Purple Hearts (Front Lines 3)
“I can’t dig,” Rudy J. Chester says. “I am all worn out.”
Normally this kind of statement would earn sneers and taunts from the others, but the truth is Rudy J. speaks for all of them.
“Let me ask you something,” Rio says. “If the Krauts suddenly opened up on us, would you have the energy to dig then? Yeah? Then get up off the ground and dig!”
For emphasis she kicks the sole of Rudy J.’s boot. He looks as if he’s about to argue, but in the end he rises ponderously and unlimbers his entrenching tool.
“Geer!”
“Yeah?”
“I’m going to reconnoiter.”
“You want company?”
Rio shakes her head. “Make sure they dig in. I’ll get . . .” Her eye stops at Jack Stafford. Jack is a cheerful fellow normally, but he looks now to have had all the cheer drained out of him.
If anyone has to get shot . . . well, Jack is a veteran. Jack kills Germans. Whereas Molina has potential that might benefit from experience.
“Molina, you’re with me. Leave your pack. Dial and Chester will dig for you.”
Molina stands up, using her carbine as a stick. She wobbles a bit but does not complain.
“We’re going to recon that hedgerow,” Rio explains. “No talking, no bumbling around making noise. And don’t fire unless I tell you to.”
“Right, Sarge.”
They walk down the length of the platoon, passing Cat Preeling, who looks up and says, “Off to find another medal, Richlin?”
“Going for a little stroll, see what’s in that hedgerow.”
“Want company?”
“Nah, Cat, you rest up, you look like crap warmed over.”
That earns a genial raised middle finger from Cat, and Rio laughs. For the benefit of any watching Germans she makes as if she’s leaving the field, but instead she creeps along in the deep shadow of the right-hand hedge, the one separating the field from the road.
“Safety off,” Rio whispers to Molina. “But do not shoot me in the back. I will resent it.”
That last comment brings a smile to Rio’s lips. It is one of Sergeant Cole’s phrases. I will resent it. It occurs to her, not for the first time, just how much her job as sergeant involves mimicking Cole or Mackie. Perhaps that’s the way it always goes, she thinks. The art of war is learned in the doing, and the new and the untested learn from those who’ve gone before.
Just as Molina is now copying her moves.
Well . . . good. Molina had a bad start, but she recovered, and now she’s showing a willingness to learn. Probably because she embarrassed herself so badly on the beach.
They creep along, stopping to listen every few seconds when Rio raises a fist. There is distant artillery banging away somewhere. Bombers way, way up in the sky, a barely audible buzz. Is that Strand up there? She can’t help but wonder, though she is not sure she should care anymore.
Mrs. Strand Braxton, cooking and cleaning house and making sure the children wash behind their ears.
Is that even possible? Even if he still wants her?

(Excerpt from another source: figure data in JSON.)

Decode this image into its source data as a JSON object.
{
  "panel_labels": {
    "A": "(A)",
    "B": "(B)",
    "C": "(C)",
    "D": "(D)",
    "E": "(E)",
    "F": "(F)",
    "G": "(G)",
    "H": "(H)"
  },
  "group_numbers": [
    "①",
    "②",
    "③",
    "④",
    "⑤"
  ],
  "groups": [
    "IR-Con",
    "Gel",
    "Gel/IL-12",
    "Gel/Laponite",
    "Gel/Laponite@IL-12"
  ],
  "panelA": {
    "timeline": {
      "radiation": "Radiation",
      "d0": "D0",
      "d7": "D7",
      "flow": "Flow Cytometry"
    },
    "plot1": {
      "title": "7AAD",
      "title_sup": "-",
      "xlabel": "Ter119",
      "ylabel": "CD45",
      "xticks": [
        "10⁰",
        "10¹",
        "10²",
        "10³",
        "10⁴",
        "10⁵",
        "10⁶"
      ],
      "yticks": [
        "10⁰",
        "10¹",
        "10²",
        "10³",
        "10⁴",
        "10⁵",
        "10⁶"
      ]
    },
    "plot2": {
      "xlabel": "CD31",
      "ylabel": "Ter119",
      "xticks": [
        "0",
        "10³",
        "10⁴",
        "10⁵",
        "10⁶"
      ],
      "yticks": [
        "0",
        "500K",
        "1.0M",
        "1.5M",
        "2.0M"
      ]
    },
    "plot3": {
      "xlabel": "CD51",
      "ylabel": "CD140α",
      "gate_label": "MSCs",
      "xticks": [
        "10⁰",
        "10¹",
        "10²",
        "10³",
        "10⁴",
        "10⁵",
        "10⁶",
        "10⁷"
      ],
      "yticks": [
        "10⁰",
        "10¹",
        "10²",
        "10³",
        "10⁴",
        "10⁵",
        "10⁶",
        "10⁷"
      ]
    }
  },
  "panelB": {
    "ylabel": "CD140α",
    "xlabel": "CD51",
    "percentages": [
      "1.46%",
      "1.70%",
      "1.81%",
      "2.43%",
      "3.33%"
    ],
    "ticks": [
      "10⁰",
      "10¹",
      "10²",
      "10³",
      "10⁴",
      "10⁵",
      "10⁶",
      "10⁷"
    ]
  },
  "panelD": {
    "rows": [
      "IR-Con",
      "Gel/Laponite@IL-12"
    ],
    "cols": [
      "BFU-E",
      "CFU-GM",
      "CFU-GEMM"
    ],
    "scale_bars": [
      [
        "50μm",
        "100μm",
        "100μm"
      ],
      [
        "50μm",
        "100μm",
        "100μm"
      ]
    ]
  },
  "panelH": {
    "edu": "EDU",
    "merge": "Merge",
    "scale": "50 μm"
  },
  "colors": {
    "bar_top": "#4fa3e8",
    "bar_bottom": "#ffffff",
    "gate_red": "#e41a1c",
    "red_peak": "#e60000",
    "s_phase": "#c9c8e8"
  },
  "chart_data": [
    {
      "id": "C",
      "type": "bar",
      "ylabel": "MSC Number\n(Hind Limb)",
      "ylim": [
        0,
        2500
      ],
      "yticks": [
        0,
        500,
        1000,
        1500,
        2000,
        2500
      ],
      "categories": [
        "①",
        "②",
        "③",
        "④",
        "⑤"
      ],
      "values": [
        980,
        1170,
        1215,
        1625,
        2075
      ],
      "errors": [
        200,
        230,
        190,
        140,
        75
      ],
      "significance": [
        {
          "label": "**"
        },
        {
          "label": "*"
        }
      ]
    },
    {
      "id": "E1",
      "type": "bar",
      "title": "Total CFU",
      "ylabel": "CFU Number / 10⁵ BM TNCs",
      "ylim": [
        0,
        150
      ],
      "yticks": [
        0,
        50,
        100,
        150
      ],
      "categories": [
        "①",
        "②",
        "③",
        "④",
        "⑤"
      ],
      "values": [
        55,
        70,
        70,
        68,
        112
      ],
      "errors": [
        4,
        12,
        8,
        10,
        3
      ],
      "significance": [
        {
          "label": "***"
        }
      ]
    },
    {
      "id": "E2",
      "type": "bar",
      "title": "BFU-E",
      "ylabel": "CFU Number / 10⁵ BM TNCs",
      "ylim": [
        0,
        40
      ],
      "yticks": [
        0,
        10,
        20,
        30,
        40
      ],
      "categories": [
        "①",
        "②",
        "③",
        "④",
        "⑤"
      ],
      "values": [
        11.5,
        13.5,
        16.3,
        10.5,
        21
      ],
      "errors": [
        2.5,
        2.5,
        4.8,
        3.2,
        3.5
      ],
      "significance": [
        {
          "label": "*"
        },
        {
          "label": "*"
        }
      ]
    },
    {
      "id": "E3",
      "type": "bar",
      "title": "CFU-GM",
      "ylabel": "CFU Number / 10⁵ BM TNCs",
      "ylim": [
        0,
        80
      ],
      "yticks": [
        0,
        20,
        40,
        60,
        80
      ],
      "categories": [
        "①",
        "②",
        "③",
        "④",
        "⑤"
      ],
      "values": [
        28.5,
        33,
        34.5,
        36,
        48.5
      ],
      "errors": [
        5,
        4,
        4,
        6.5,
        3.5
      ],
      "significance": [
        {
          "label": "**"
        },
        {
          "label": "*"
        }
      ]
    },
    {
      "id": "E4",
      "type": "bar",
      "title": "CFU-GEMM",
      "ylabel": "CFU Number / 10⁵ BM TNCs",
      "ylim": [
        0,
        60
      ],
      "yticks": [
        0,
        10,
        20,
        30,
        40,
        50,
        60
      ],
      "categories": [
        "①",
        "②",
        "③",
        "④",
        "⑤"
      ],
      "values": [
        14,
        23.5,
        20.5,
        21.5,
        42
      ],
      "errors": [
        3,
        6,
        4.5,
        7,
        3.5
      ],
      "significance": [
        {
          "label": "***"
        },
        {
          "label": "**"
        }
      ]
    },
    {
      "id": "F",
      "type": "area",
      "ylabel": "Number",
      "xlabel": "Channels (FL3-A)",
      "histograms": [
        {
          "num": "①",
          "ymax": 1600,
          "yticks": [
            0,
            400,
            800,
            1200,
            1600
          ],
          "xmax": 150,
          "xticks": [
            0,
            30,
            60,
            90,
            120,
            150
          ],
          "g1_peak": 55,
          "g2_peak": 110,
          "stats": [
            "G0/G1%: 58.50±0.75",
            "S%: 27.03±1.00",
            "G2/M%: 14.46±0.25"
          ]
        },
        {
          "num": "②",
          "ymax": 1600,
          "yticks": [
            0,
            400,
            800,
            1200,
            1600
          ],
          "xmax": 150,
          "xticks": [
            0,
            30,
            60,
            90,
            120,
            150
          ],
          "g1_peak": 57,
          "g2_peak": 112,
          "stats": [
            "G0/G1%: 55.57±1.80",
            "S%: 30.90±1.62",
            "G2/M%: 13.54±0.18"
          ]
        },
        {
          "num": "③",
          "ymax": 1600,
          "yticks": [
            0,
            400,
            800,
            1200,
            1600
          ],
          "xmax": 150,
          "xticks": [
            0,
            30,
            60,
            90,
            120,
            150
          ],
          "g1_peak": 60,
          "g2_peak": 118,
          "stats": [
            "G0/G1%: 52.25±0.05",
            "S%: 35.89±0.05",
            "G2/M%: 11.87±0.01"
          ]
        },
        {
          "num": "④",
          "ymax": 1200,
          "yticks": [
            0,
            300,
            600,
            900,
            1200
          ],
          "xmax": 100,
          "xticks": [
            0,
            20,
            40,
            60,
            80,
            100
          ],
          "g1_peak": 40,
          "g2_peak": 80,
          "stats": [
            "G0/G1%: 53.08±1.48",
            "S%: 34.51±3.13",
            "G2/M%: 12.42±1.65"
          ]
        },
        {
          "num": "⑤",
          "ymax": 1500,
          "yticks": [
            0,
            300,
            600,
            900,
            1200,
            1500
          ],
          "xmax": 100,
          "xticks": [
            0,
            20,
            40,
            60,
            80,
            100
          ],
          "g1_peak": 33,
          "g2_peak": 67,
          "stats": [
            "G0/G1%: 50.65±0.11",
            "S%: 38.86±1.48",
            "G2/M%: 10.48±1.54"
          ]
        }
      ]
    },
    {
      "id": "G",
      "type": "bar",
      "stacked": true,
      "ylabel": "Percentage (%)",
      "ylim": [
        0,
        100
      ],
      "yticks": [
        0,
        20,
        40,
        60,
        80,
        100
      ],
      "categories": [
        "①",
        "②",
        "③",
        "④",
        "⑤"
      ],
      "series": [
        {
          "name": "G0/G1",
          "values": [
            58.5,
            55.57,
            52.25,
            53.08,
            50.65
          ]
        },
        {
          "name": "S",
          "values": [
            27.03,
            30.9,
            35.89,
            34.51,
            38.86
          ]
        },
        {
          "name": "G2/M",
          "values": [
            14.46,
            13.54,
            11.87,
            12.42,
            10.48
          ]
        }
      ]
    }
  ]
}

Two pictures: Herself here, now, with her Thompson at the ready, sneaking around in the dark night of Normandy; and herself in some future life, apron around her waist, face and hair made up, pulling cookies from the oven.
Her father had gone to the Great War while her mother stayed home.
I’ve become my father rather than my mother.
No wonder Strand is troubled. What man would want to marry a woman who had cut nine notches into the stock of her now-lost rifle? What kind of housewife walked around with a koummya strapped to her leg? Was she going to have children and tell them bedtime stories of the time she spent the night shivering in a minefield with Jack Stafford? Would she tell them about Kerwin Cassel and how she had tried to hold the blood inside him and his last word was a simple “Oh?”